The emotional resonance of Isla-Maree is deeply tied to Marsters’ own internal journey toward self-acceptance. The conversation around size inclusivity is not just a commercial sector for her; it is a personal battleground.

“I spent most of my adult life dieting,” she says.

“It wasn’t until about 10 years ago, right around the time I started this brand, that I finally reached peace with myself. When you turn that corner and drop that societal baggage, the pressure vanishes. I want to help other women turn that corner, too.”

That empathy filters through to the physical retail experience at the Isla-Maree store where the design layout prioritises the emotional vulnerability of her clientele. The fitting rooms are spacious and equipped with comfortable seating.

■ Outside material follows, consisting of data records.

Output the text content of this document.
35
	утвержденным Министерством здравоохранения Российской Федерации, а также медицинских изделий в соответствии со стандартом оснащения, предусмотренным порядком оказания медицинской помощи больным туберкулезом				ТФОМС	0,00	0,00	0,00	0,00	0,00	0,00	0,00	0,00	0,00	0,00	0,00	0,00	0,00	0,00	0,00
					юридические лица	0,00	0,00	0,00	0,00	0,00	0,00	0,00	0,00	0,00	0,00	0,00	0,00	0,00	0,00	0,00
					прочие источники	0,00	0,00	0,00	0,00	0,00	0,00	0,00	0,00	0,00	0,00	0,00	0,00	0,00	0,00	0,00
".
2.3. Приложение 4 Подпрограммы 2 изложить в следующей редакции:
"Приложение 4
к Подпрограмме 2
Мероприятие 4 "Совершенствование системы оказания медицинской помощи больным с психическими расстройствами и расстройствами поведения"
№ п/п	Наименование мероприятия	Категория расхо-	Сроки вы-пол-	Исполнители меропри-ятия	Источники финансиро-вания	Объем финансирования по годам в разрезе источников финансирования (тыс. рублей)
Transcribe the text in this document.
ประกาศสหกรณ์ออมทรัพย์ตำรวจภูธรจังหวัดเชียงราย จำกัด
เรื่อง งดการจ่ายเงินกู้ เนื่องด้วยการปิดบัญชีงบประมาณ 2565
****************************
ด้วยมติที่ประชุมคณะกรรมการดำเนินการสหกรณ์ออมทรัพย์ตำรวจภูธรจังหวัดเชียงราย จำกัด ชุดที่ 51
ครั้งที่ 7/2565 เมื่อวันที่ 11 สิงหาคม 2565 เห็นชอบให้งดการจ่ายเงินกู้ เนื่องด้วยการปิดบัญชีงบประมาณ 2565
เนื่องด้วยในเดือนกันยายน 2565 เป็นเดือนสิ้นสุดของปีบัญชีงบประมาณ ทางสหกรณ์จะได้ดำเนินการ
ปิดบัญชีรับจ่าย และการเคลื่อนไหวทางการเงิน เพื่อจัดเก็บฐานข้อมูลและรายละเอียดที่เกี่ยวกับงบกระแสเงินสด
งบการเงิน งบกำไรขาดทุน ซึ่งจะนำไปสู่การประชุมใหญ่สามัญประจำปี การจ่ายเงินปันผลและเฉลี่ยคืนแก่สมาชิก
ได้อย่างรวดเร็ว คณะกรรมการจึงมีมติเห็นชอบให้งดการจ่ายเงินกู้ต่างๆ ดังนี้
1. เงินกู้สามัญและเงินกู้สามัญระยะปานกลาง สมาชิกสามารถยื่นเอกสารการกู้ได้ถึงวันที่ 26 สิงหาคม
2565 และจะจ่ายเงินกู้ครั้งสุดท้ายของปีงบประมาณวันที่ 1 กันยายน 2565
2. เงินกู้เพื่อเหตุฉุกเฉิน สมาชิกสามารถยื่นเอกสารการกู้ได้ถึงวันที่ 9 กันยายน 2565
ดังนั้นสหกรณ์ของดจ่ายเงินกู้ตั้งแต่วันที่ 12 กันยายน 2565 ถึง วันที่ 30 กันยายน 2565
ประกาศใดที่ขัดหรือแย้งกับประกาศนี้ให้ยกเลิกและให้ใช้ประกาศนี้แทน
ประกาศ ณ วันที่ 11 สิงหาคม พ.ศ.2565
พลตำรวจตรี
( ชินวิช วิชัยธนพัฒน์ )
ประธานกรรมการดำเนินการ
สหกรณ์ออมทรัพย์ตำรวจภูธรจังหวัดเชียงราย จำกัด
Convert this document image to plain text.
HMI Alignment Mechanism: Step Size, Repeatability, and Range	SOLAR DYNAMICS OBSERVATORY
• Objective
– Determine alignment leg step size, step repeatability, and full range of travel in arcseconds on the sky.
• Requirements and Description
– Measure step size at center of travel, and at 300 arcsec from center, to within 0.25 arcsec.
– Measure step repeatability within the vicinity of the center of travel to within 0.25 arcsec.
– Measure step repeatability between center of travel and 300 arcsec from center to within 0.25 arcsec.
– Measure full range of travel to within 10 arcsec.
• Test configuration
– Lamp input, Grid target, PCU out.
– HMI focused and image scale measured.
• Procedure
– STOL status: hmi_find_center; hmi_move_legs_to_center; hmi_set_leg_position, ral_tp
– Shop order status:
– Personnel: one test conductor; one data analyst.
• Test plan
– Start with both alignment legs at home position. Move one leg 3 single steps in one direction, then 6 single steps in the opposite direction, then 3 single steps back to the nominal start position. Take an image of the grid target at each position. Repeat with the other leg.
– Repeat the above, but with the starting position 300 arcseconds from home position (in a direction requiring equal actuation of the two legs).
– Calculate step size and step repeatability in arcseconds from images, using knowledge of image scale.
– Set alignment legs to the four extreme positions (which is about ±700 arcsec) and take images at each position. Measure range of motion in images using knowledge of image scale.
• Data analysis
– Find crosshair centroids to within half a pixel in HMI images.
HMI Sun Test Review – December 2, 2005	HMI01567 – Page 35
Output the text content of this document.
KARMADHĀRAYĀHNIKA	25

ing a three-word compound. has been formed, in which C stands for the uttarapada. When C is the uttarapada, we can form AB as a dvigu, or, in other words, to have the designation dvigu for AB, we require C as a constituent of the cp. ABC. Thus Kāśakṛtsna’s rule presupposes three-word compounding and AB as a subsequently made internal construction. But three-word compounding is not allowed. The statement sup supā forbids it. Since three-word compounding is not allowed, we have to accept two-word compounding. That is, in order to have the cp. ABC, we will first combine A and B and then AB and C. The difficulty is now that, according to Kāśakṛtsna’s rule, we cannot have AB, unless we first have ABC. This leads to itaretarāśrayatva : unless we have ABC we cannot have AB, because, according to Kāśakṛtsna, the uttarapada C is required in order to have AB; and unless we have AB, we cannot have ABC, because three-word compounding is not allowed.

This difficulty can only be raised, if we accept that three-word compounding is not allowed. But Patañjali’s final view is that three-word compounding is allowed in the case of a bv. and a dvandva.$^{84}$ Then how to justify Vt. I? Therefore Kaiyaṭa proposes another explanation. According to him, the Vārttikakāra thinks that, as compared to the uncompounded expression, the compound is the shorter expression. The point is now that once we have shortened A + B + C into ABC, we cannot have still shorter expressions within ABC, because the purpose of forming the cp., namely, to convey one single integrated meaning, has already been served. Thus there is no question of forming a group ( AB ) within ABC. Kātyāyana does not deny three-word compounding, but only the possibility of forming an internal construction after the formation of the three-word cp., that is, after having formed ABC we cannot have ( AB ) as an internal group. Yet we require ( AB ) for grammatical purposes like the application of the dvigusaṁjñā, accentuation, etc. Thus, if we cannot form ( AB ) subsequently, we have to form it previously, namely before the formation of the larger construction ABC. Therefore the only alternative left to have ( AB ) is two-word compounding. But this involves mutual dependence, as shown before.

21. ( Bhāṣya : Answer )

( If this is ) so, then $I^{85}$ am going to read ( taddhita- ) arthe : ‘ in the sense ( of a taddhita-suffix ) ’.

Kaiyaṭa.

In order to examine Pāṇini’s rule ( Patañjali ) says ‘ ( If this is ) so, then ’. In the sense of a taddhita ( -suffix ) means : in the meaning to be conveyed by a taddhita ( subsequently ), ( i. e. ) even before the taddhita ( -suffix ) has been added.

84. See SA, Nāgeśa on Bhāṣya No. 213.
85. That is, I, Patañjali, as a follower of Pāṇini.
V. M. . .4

“As a woman in a larger body, the worst feeling is being in a cramped changing room where you bend over and your bum bursts through a curtain.

“We train our staff to be thoughtful. Many women walk into our shop fiercely guarded, so we gently work with them, and often they walk out of the changing room wearing something they never dreamed of, saying it’s the best shopping experience they’ve ever had.”

It means the brand’s ultimate reward isn’t found in its balance sheet, but in the messages that flood Marsters’ inbox.

While maintaining an accessible price point, the label has attracted high-profile customers, including iconic UK comedian Dawn French and New Zealand music legend Anika Moa, but the messages that stick with Marsters are the ones from everyday women.

“A customer’s daughter messaged me recently,” Marsters says, her voice softening.

“Her mother had just passed away, and as they were cleaning out her wardrobe, they realised it was almost entirely filled with Isla-Maree. The daughter wrote to thank me because finding our clothes had given her mother her confidence back in the final years of her life. Her mum used to message me every second day to tell me what compliments she received.

“Those connections are irreplaceable.”